Le nombre de consultations pour syndrome grippal en médecine de ville a été estimé à 1 540 000 sur la durée de l’épidémie. Les enfants et adolescents de moins de 15 ans sont ceux qui ont le plus consulté, devant les personnes âgées de 15 à 64 ans et celles de plus de 65 ans. A l’hôpital, les cas de grippe ou de syndrome grippal ont été responsables de 2,1 % des admissions aux urgences, plus que les 1,7 % observés lors des saisons précédentes. La répartition par tranches d’âge de ces admissions est restée proche de celle observée antérieurement : 42 % de moins de 15 ans, 39 % de 15-64 ans et 19 % de plus de 65 ans.
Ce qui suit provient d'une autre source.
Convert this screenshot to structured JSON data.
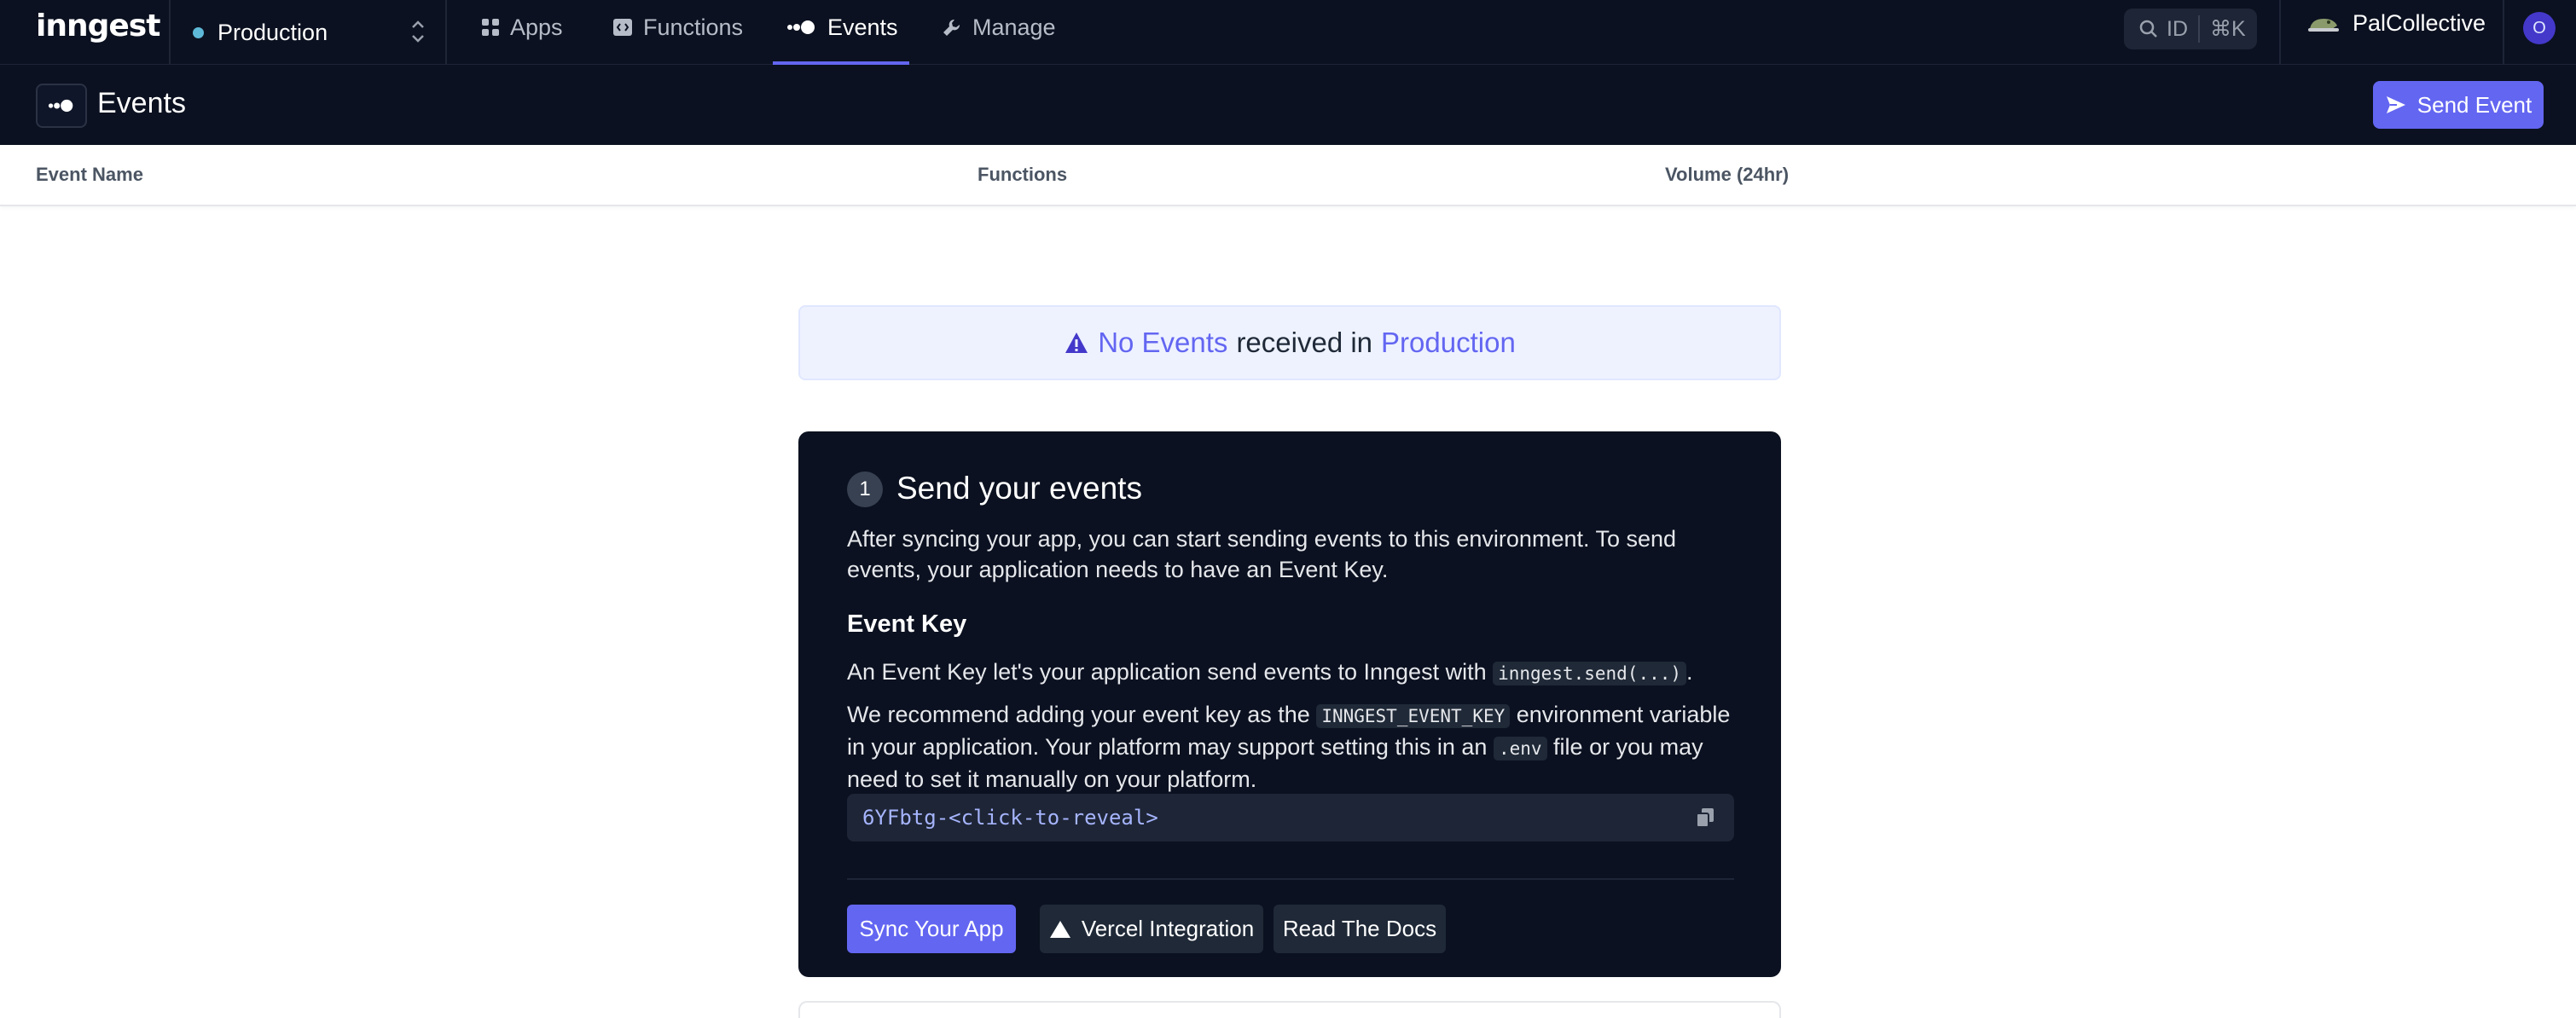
{
  "app": {
    "logo": "inngest"
  },
  "topnav": {
    "environment": "Production",
    "items": [
      {
        "label": "Apps",
        "icon": "grid-icon"
      },
      {
        "label": "Functions",
        "icon": "code-icon"
      },
      {
        "label": "Events",
        "icon": "events-icon",
        "active": true
      },
      {
        "label": "Manage",
        "icon": "wrench-icon"
      }
    ],
    "search": {
      "label": "ID",
      "shortcut": "⌘K"
    },
    "org_name": "PalCollective",
    "avatar_initial": "O"
  },
  "header": {
    "title": "Events",
    "send_button": "Send Event"
  },
  "table": {
    "columns": [
      "Event Name",
      "Functions",
      "Volume (24hr)"
    ]
  },
  "banner": {
    "part1": "No Events",
    "part2": "received in",
    "part3": "Production"
  },
  "card": {
    "step": "1",
    "title": "Send your events",
    "intro": "After syncing your app, you can start sending events to this environment. To send events, your application needs to have an Event Key.",
    "event_key_heading": "Event Key",
    "p2_before": "An Event Key let's your application send events to Inngest with",
    "p2_code": "inngest.send(...)",
    "p2_after": ".",
    "p3_a": "We recommend adding your event key as the",
    "p3_code1": "INNGEST_EVENT_KEY",
    "p3_b": "environment variable in your application. Your platform may support setting this in an",
    "p3_code2": ".env",
    "p3_c": "file or you may need to set it manually on your platform.",
    "key_value": "6YFbtg-<click-to-reveal>",
    "buttons": {
      "sync": "Sync Your App",
      "vercel": "Vercel Integration",
      "docs": "Read The Docs"
    }
  },
  "colors": {
    "nav_bg": "#0b1120",
    "accent": "#6366f1",
    "banner_bg": "#eef2ff"
  }
}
Sur ces passages aux urgences, 19% ont conduit à une hospitalisation (contre 14 % lors d’épidémies antérieures), qui a concerné des plus de 65 ans dans 56 % des cas.

L’identification fine des virus grippaux isolés durant l’épidémie a montré que si les souches A(H1N1) étaient proches de la souche présente dans le vaccin destiné à l’hémisphère nord, les souches A(H3N2) étaient plus apparentées à celle contenue dans le vaccin de l’hémisphère sud.

La surveillance des cas graves de grippe n’a pas été exhaustive en raison d’une moindre participation des services de réanimation depuis l’arrivée de la covid 19. Sur les 925 cas signalés, 61 % étaient des hommes et 90 % avaient 18 ans ou plus. Le virus en cause était surtout de type A (99 % des cas), dont 13 % de type A(H1N1)pdm09, 6 % de type A(H3N2) et 80 % de type A non précisé. Une comorbidité ou un facteur de risque de grippe grave étaient présents dans 83 % des cas, et sur les 560 cas dont le statut vaccinal a été relevé, 79 % étaient non vaccinés pour l’année en cours. On a compté 132 décès, dont 58 % chez les plus de 65 ans et 5 % chez les moins de 15 ans. En population générale, sur les 1 861 décès déclarés à la certification électronique avec mention de grippe ayant provoqué ou contribué au décès, 1 % l’ont été chez des moins de 15 ans et 88 % chez des plus de 65 ans.

Dans les départements et régions d’outre-mer (DROM), l’épidémie de grippe est survenue à une période habituelle aux Antilles et en Guyane. Elle a été précoce à Mayotte et tardive à La Réunion, départements où les virus isolés étaient majoritairement de type A(H3N2).

L’épidémie de grippe de la saison 2023-2024 n’a donc pas présenté d’aspects très singuliers par rapport à des épidémies antérieures. La publication de Santé publique France attire toutefois l’attention sur les risques associés à la co-circulation de virus respiratoires différents, qui pourrait prendre de plus en plus d’importance à l’avenir, et sur la baisse constatée de la couverture vaccinale. Pour la saison observée, cette couverture n’était que de 54 % chez les plus de 65 ans, de 25,4 % chez les moins de 65 ans à risque de forme grave ; si elle était de 83,3 % chez les personnes âgées en Ehpad, elle n’était que de 22,4 % chez les professionnels exerçant dans ces établissements. Malgré une efficacité relative et fluctuante du vaccin [44 à 53 % contre A(H1N1) et 14 à 30 % contre A(H3N2)], les auteurs de l’étude appellent à promouvoir son utilisation ainsi que celle des autres mesures de prévention susceptible d’atténuer les conséquences des épidémies (hygiène des mains, aération régulière des espaces clos, port du masque en cas de symptômes).

Source

  1. C. Campèse et coll. Surveillance de la grippe en France, saison 2023-2024. BEH 19, 15 octobre 2024, pp. 414-427.